METHODS: Using electronic databases such as PubMed and Igaku Chuo Zasshi (Japan’s largest peer-reviewed medical literature database), we searched from 2000 to 2017 for case reports/series of babies who (1) underwent emergency laparotomy due to NEC and (2) were diagnosed with GI allergy based on identification eosinophilia in the stool mucous and/or eosinophilia in the intestinal mucosa (>20/HPF).
RESULTS: A total of 95 babies in 33 papers were identified as having undergone emergency laparotomy due to NEC. Among them, 7 babies (7.3%) satisfied the inclusion criteria for GI allergy (2 babies with marked GI mucosal eosinophilia and 5 with eosinophilia in the stool mucous).
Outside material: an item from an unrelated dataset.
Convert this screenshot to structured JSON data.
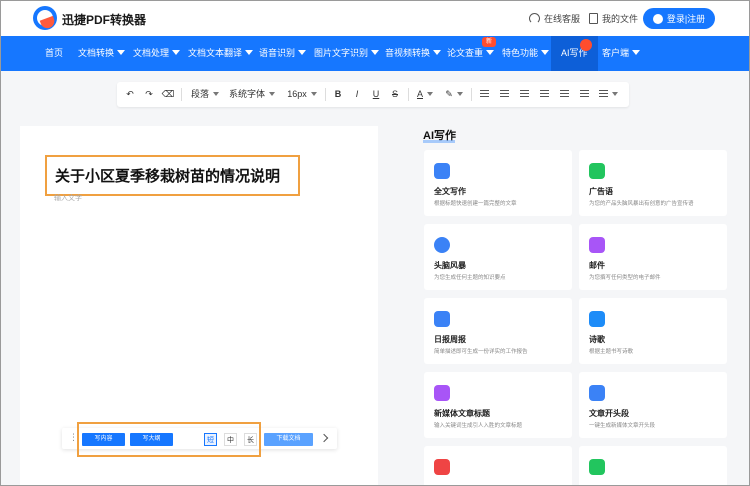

In all 7 babies the onset of GI allergy preceded the onset of NEC. This prevalence was significantly higher than that reported for GI allergy in the general population (0.21%). NEC babies without GI allergy (gestational age: median 25.3 W (IQR: 24.1-27.0 W); birth weight: median 696 g (IQR: 590-831 g)) were significantly (p<0.0001) more premature than those with GI allergy (gestational age: median 35 W (IQR: 32-37 W); birth weight: median 1,794 g (IQR: 1,252-2,070 g)).
CONCLUSIONS: Although there is no clear direct causal relationship, NEC in non-premature babies showed significant comorbidity with GI allergy. GI allergy’s role in the pathogenesis of NEC warrants further study.